OKLAHOMA CITY — Teagan Kavan has earned a new nickname.

“I now call her Ice Kavan,” Texas coach Mike White said.

The freshman acquired the moniker by throwing back-to-back one-hitters against Stanford in the Women's College World Series. Texas beat the Cardinal 1-0 on Monday night to advance to the best-of-three championship series.

The top-seeded Longhorns (55-8) are two wins away from their first national title. They will play the winner of Tuesday’s semifinal matchup between No. 2 Oklahoma and No. 4 Florida on Wednesday.

Kavan said she was even more comfortable playing at 13,000-seat Devon Park than she was when she shut down Stanford on the opening day of the World Series.

“Honestly, I was real calm today,” she said. “I was more in control of my breathing. Felt more in control of the game. Had no doubt we were going to pull through. I was real calm today and ready to get after it.”

Texas has won three games at Oklahoma City, all of them one-hit shutouts. Kavan blanked eighth-seeded Stanford on Thursday, throwing 124 pitches in a 4-0 win, and the Longhorns beat Florida 10-0 on Saturday, with Mac Morgan working five one-hit innings in a game shortened by the mercy rule.

Alyssa Washington scored the lone run for the Longhorns in the seventh inning Monday, beating the tag at the plate on a rundown attempt after a bunt by Ashton Maloney.

That was enough for Kavan, who retired the side in order in the bottom half.
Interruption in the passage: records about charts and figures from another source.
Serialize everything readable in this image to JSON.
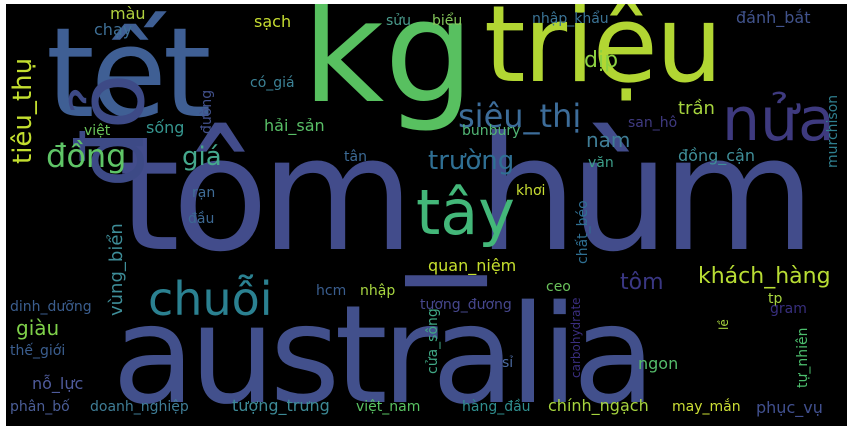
{
  "background": "#000000",
  "words": [
    {
      "text": "tôm_hùm",
      "color": "#424c8b"
    },
    {
      "text": "kg",
      "color": "#58c060"
    },
    {
      "text": "triệu",
      "color": "#b2d633"
    },
    {
      "text": "tết",
      "color": "#3f5f94"
    },
    {
      "text": "australia",
      "color": "#42508c"
    },
    {
      "text": "đỏ",
      "color": "#3d4a86"
    },
    {
      "text": "tây",
      "color": "#43b779"
    },
    {
      "text": "nửa",
      "color": "#3e3a7f"
    },
    {
      "text": "chuỗi",
      "color": "#2b8191"
    },
    {
      "text": "siêu_thị",
      "color": "#3d6d9a"
    },
    {
      "text": "tiêu_thụ",
      "color": "#c3df2f"
    },
    {
      "text": "đồng",
      "color": "#5fc567"
    },
    {
      "text": "giá",
      "color": "#45a88d"
    },
    {
      "text": "trường",
      "color": "#2f6f93"
    },
    {
      "text": "khách_hàng",
      "color": "#b8dd34"
    },
    {
      "text": "tôm",
      "color": "#3a3783"
    },
    {
      "text": "vùng_biển",
      "color": "#3e8d98"
    },
    {
      "text": "giàu",
      "color": "#7fd14a"
    },
    {
      "text": "dịp",
      "color": "#8cd141"
    },
    {
      "text": "nam",
      "color": "#3f7d96"
    },
    {
      "text": "trần",
      "color": "#a6d43e"
    },
    {
      "text": "quan_niệm",
      "color": "#c6e02e"
    },
    {
      "text": "màu",
      "color": "#b0d03e"
    },
    {
      "text": "chạy",
      "color": "#3e6f96"
    },
    {
      "text": "sạch",
      "color": "#c6dd31"
    },
    {
      "text": "sửu",
      "color": "#4a9c8d"
    },
    {
      "text": "biểu",
      "color": "#83c55a"
    },
    {
      "text": "nhập_khẩu",
      "color": "#3b7496"
    },
    {
      "text": "đánh_bắt",
      "color": "#41538c"
    },
    {
      "text": "có_giá",
      "color": "#3c8296"
    },
    {
      "text": "đường",
      "color": "#42518c"
    },
    {
      "text": "việt",
      "color": "#6ac55a"
    },
    {
      "text": "sống",
      "color": "#36968f"
    },
    {
      "text": "hải_sản",
      "color": "#59bf67"
    },
    {
      "text": "san_hô",
      "color": "#3f3a80"
    },
    {
      "text": "bunbury",
      "color": "#52b675"
    },
    {
      "text": "tân",
      "color": "#3c6a95"
    },
    {
      "text": "văn",
      "color": "#3d9f8a"
    },
    {
      "text": "đồng_cận",
      "color": "#3f8e98"
    },
    {
      "text": "murchison",
      "color": "#2f7f8f"
    },
    {
      "text": "khơi",
      "color": "#c9de33"
    },
    {
      "text": "rạn",
      "color": "#3f6c96"
    },
    {
      "text": "đầu",
      "color": "#3c6892"
    },
    {
      "text": "chất_béo",
      "color": "#2f7093"
    },
    {
      "text": "tp",
      "color": "#a6d43e"
    },
    {
      "text": "gram",
      "color": "#382f7e"
    },
    {
      "text": "dinh_dưỡng",
      "color": "#3b5e8f"
    },
    {
      "text": "hcm",
      "color": "#3a5e8f"
    },
    {
      "text": "nhập",
      "color": "#a8d641"
    },
    {
      "text": "tương_đương",
      "color": "#46478d"
    },
    {
      "text": "ceo",
      "color": "#6ac25b"
    },
    {
      "text": "carbohydrate",
      "color": "#3a2e7f"
    },
    {
      "text": "lề",
      "color": "#a6d43e"
    },
    {
      "text": "thế_giới",
      "color": "#3b5e8f"
    },
    {
      "text": "cửa_sông",
      "color": "#40a885"
    },
    {
      "text": "sỉ",
      "color": "#4b69a0"
    },
    {
      "text": "ngon",
      "color": "#55bc6b"
    },
    {
      "text": "tự_nhiên",
      "color": "#4cbe6d"
    },
    {
      "text": "nỗ_lực",
      "color": "#4f5b9c"
    },
    {
      "text": "phân_bố",
      "color": "#4b5e98"
    },
    {
      "text": "doanh_nghiệp",
      "color": "#3f7d96"
    },
    {
      "text": "tượng_trưng",
      "color": "#3d8a96"
    },
    {
      "text": "việt_nam",
      "color": "#58c262"
    },
    {
      "text": "hàng_đầu",
      "color": "#2f8e8e"
    },
    {
      "text": "chính_ngạch",
      "color": "#a6d43e"
    },
    {
      "text": "may_mắn",
      "color": "#ccdf35"
    },
    {
      "text": "phục_vụ",
      "color": "#41508f"
    }
  ]
}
She struck out seven and walked one.

Kavan outlasted Stanford's NiJaree Canady — the USA Softball Collegiate Player of the Year and national leader in ERA and strikeouts.

Canady gave up one unearned run and five hits and struck out seven against the Longhorns, who lead the country in batting average. She threw every inning in four games for the Cardinal at the World Series.

“Obviously NiJaree was fantastic all week, fantastic today,” Stanford coach Jessica Allister said. “I mean, maybe one of the best performances in Oklahoma City that I’ve seen, at least. None of us that are around here all the time are surprised. Just gritty and tough and phenomenal.”

Washington led off the seventh with a grounder to Stanford second baseman Taryn Kern, who couldn't field it cleanly. She moved to third on a double by Joley Mitchell. Maloney then tried to bunt Washington home, and she was called safe after the rundown. The call was upheld after a Stanford challenge.

Washington said she baited the Cardinal into the rundown.

“What was going through my head was whatever it takes to score,” she said. “I know in a ballgame like that, it takes one run to get ahead. It was going through my mind: whatever it takes.”

Stanford (50-17) was the last Pac-12 team left in the tournament. The traditional softball powerhouse league will split up next season. The Cardinal will head to the Atlantic Coast Conference.

“We all don’t know how it’s going to turn out in the future, what’s going to happen, how it’s going to play out," said White, who previously coached in the Pac-12 at Oregon. “It was a money move just for TV and everything. I’m just sad to see that conference fold.”

Allister hasn't given up hope.

“Hopefully one day it will come back in some form,” she said.